BLM and Smithsonian are not the only organizations scrubbing web pages. Remember these words crafted by Nikole Hannah-Jones? “The 1619 project is a major initiative from The New York Times observing the 400th anniversary of the beginning of American slavery. It aims to reframe the country’s history, understanding 1619 as our true founding, and placing the consequences of slavery and the contributions of black Americans at the very center of our national narrative”? The statement now reads: “The 1619 Project is an ongoing initiative from The New York Times Magazine that began in August 2019, the 400th anniversary of the beginning of American slavery.

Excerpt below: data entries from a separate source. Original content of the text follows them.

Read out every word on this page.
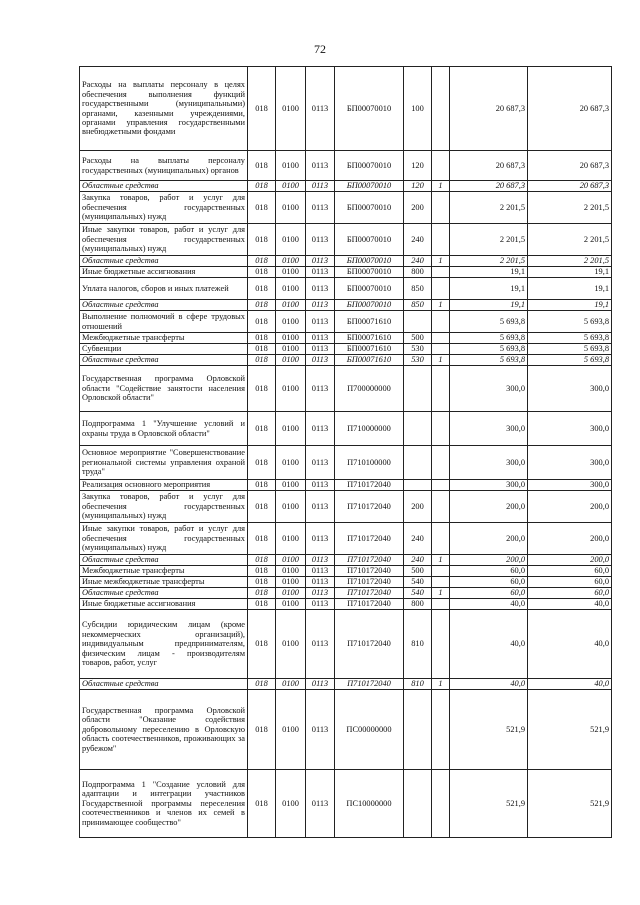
72
Расходы на выплаты персоналу в целях обеспечения выполнения функций государственными (муниципальными) органами, казенными учреждениями, органами управления государственными внебюджетными фондами	018	0100	0113	БП00070010	100		20 687,3	20 687,3
Расходы на выплаты персоналу государственных (муниципальных) органов	018	0100	0113	БП00070010	120		20 687,3	20 687,3
Областные средства	018	0100	0113	БП00070010	120	1	20 687,3	20 687,3
Закупка товаров, работ и услуг для обеспечения государственных (муниципальных) нужд	018	0100	0113	БП00070010	200		2 201,5	2 201,5
Иные закупки товаров, работ и услуг для обеспечения государственных (муниципальных) нужд	018	0100	0113	БП00070010	240		2 201,5	2 201,5
Областные средства	018	0100	0113	БП00070010	240	1	2 201,5	2 201,5
Иные бюджетные ассигнования	018	0100	0113	БП00070010	800		19,1	19,1
Уплата налогов, сборов и иных платежей	018	0100	0113	БП00070010	850		19,1	19,1
Областные средства	018	0100	0113	БП00070010	850	1	19,1	19,1
Выполнение полномочий в сфере трудовых отношений	018	0100	0113	БП00071610			5 693,8	5 693,8
Межбюджетные трансферты	018	0100	0113	БП00071610	500		5 693,8	5 693,8
Субвенции	018	0100	0113	БП00071610	530		5 693,8	5 693,8
Областные средства	018	0100	0113	БП00071610	530	1	5 693,8	5 693,8
Государственная программа Орловской области "Содействие занятости населения Орловской области"	018	0100	0113	П700000000			300,0	300,0
Подпрограмма 1 "Улучшение условий и охраны труда в Орловской области"	018	0100	0113	П710000000			300,0	300,0
Основное мероприятие "Совершенствование региональной системы управления охраной труда"	018	0100	0113	П710100000			300,0	300,0
Реализация основного мероприятия	018	0100	0113	П710172040			300,0	300,0
Закупка товаров, работ и услуг для обеспечения государственных (муниципальных) нужд	018	0100	0113	П710172040	200		200,0	200,0
Иные закупки товаров, работ и услуг для обеспечения государственных (муниципальных) нужд	018	0100	0113	П710172040	240		200,0	200,0
Областные средства	018	0100	0113	П710172040	240	1	200,0	200,0
Межбюджетные трансферты	018	0100	0113	П710172040	500		60,0	60,0
Иные межбюджетные трансферты	018	0100	0113	П710172040	540		60,0	60,0
Областные средства	018	0100	0113	П710172040	540	1	60,0	60,0
Иные бюджетные ассигнования	018	0100	0113	П710172040	800		40,0	40,0
Субсидии юридическим лицам (кроме некоммерческих организаций), индивидуальным предпринимателям, физическим лицам - производителям товаров, работ, услуг	018	0100	0113	П710172040	810		40,0	40,0
Областные средства	018	0100	0113	П710172040	810	1	40,0	40,0
Государственная программа Орловской области "Оказание содействия добровольному переселению в Орловскую область соотечественников, проживающих за рубежом"	018	0100	0113	ПС00000000			521,9	521,9
Подпрограмма 1 "Создание условий для адаптации и интеграции участников Государственной программы переселения соотечественников и членов их семей в принимающее сообщество"	018	0100	0113	ПС10000000			521,9	521,9
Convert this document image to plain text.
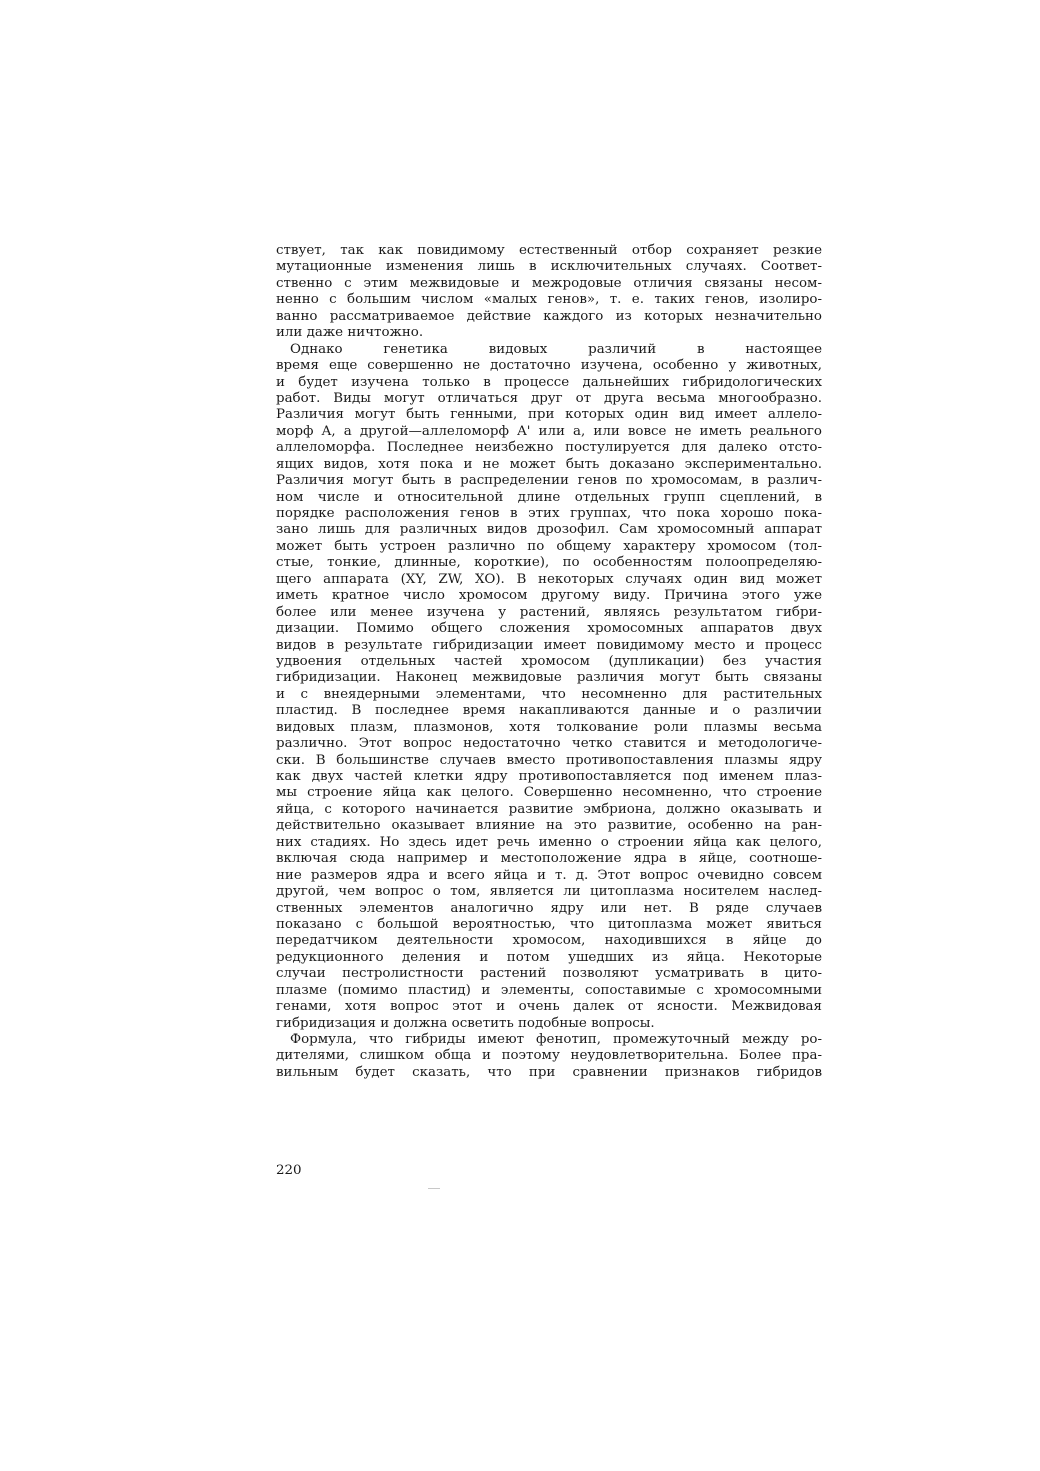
ствует, так как повидимому естественный отбор сохраняет резкие
мутационные изменения лишь в исключительных случаях. Соответ-
ственно с этим межвидовые и межродовые отличия связаны несом-
ненно с большим числом «малых генов», т. е. таких генов, изолиро-
ванно рассматриваемое действие каждого из которых незначительно
или даже ничтожно.
Однако генетика видовых различий в настоящее
время еще совершенно не достаточно изучена, особенно у животных,
и будет изучена только в процессе дальнейших гибридологических
работ. Виды могут отличаться друг от друга весьма многообразно.
Различия могут быть генными, при которых один вид имеет аллело-
морф A, а другой—аллеломорф A' или a, или вовсе не иметь реального
аллеломорфа. Последнее неизбежно постулируется для далеко отсто-
ящих видов, хотя пока и не может быть доказано экспериментально.
Различия могут быть в распределении генов по хромосомам, в различ-
ном числе и относительной длине отдельных групп сцеплений, в
порядке расположения генов в этих группах, что пока хорошо пока-
зано лишь для различных видов дрозофил. Сам хромосомный аппарат
может быть устроен различно по общему характеру хромосом (тол-
стые, тонкие, длинные, короткие), по особенностям полоопределяю-
щего аппарата (XY, ZW, XO). В некоторых случаях один вид может
иметь кратное число хромосом другому виду. Причина этого уже
более или менее изучена у растений, являясь результатом гибри-
дизации. Помимо общего сложения хромосомных аппаратов двух
видов в результате гибридизации имеет повидимому место и процесс
удвоения отдельных частей хромосом (дупликации) без участия
гибридизации. Наконец межвидовые различия могут быть связаны
и с внеядерными элементами, что несомненно для растительных
пластид. В последнее время накапливаются данные и о различии
видовых плазм, плазмонов, хотя толкование роли плазмы весьма
различно. Этот вопрос недостаточно четко ставится и методологиче-
ски. В большинстве случаев вместо противопоставления плазмы ядру
как двух частей клетки ядру противопоставляется под именем плаз-
мы строение яйца как целого. Совершенно несомненно, что строение
яйца, с которого начинается развитие эмбриона, должно оказывать и
действительно оказывает влияние на это развитие, особенно на ран-
них стадиях. Но здесь идет речь именно о строении яйца как целого,
включая сюда например и местоположение ядра в яйце, соотноше-
ние размеров ядра и всего яйца и т. д. Этот вопрос очевидно совсем
другой, чем вопрос о том, является ли цитоплазма носителем наслед-
ственных элементов аналогично ядру или нет. В ряде случаев
показано с большой вероятностью, что цитоплазма может явиться
передатчиком деятельности хромосом, находившихся в яйце до
редукционного деления и потом ушедших из яйца. Некоторые
случаи пестролистности растений позволяют усматривать в цито-
плазме (помимо пластид) и элементы, сопоставимые с хромосомными
генами, хотя вопрос этот и очень далек от ясности. Межвидовая
гибридизация и должна осветить подобные вопросы.
Формула, что гибриды имеют фенотип, промежуточный между ро-
дителями, слишком обща и поэтому неудовлетворительна. Более пра-
вильным будет сказать, что при сравнении признаков гибридов
220
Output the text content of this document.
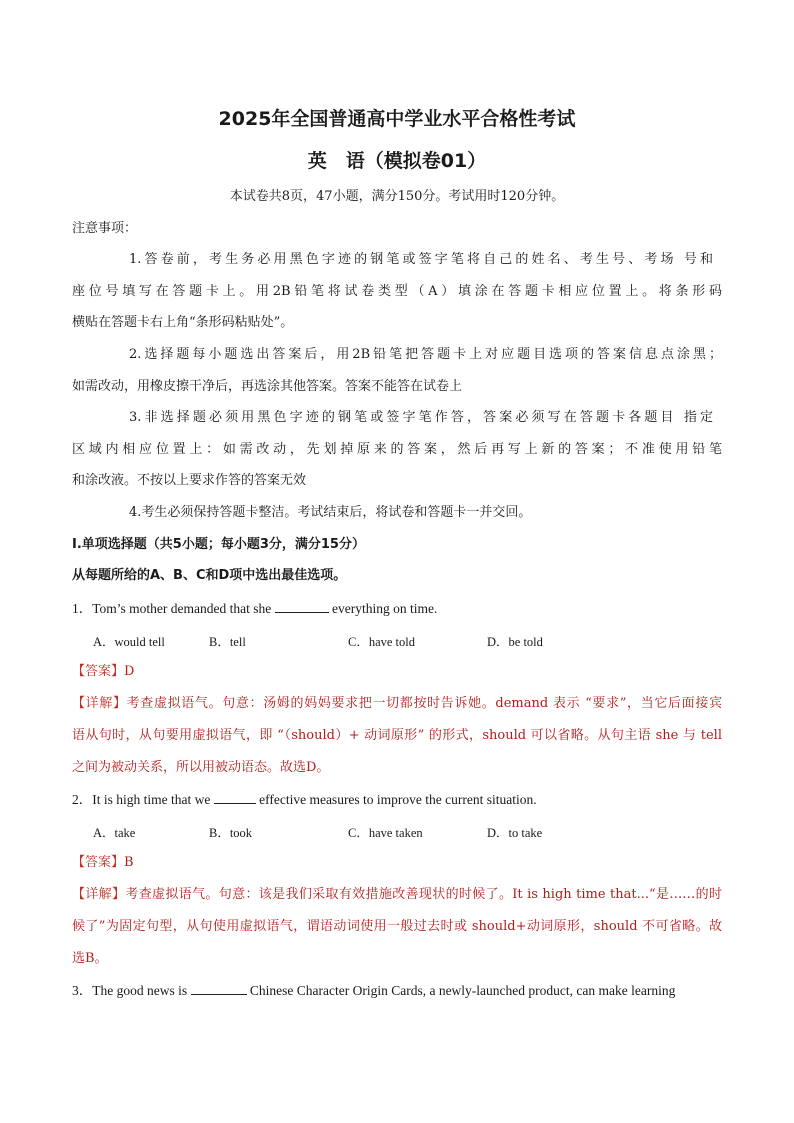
2025年全国普通高中学业水平合格性考试
英　语（模拟卷01）
本试卷共8页，47小题，满分150分。考试用时120分钟。
注意事项：
1.答卷前，考生务必用黑色字迹的钢笔或签字笔将自己的姓名、考生号、考场 号和
座位号填写在答题卡上。用2B铅笔将试卷类型（A）填涂在答题卡相应位置上。将条形码
横贴在答题卡右上角“条形码粘贴处”。
2.选择题每小题选出答案后，用2B铅笔把答题卡上对应题目选项的答案信息点涂黑；
如需改动，用橡皮擦干净后，再选涂其他答案。答案不能答在试卷上
3.非选择题必须用黑色字迹的钢笔或签字笔作答，答案必须写在答题卡各题目 指定
区域内相应位置上：如需改动，先划掉原来的答案，然后再写上新的答案；不准使用铅笔
和涂改液。不按以上要求作答的答案无效
4.考生必须保持答题卡整洁。考试结束后，将试卷和答题卡一并交回。
I.单项选择题（共5小题；每小题3分，满分15分）
从每题所给的A、B、C和D项中选出最佳选项。
1．Tom’s mother demanded that she	everything on time.
A．would tell	B．tell	C．have told	D．be told
【答案】D
【详解】考查虚拟语气。句意：汤姆的妈妈要求把一切都按时告诉她。demand 表示 “要求”，当它后面接宾
语从句时，从句要用虚拟语气，即 “（should）+ 动词原形” 的形式，should 可以省略。从句主语 she 与 tell
之间为被动关系，所以用被动语态。故选D。
2．It is high time that we	effective measures to improve the current situation.
A．take	B．took	C．have taken	D．to take
【答案】B
【详解】考查虚拟语气。句意：该是我们采取有效措施改善现状的时候了。It is high time that...“是……的时
候了”为固定句型，从句使用虚拟语气，谓语动词使用一般过去时或 should+动词原形，should 不可省略。故
选B。
3．The good news is	Chinese Character Origin Cards, a newly-launched product, can make learning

It aims to reframe the country’s history by placing the consequences of slavery and the contributions of black Americans at the very center of our national narrative.” Hannah-Jones is denying that she had ever sought to displace 1776 with 1619. And she is fully aware of how her denial sounds. In a now-deleted tweet she writes, “The #1619Project does not argue that 1619 was our true founding. We know this nation marks its founding at 1776.” She did not mean to draw attention to her act of dissimulation.

Black Lives Matter, the Smithsonian exhibit on whiteness, the 1619 Project—these campaigns are elements of antidemocratic and illiberal propaganda, of the word and of the deed, aiming to delegitimize the American republic and Western civilization with falsehood and violence, namely that the West is intrinsically racist and its institutions and values exist to perpetuate white privilege and are therefore justifiably scheduled for annihilation. History and science are being problematized into ideological battering rams to smash objective knowledge.

Our institutions and values are being delegitimized because transnational corporate power means to denationalize the West to extract its wealth and assimilate the proletarians of these countries into a global neofeudalist order. The modern nation-state as the dynamic unit of world affairs and the family as the fundamental unit of human relations are obstacles to globalist ambition because the social logic of republican political and legal machinery is democratic, humanist, and liberal (and potentially socialist) and the family is the fulcrum of community stability. “Global citizenship” and “it takes a village” share another name: serfdom.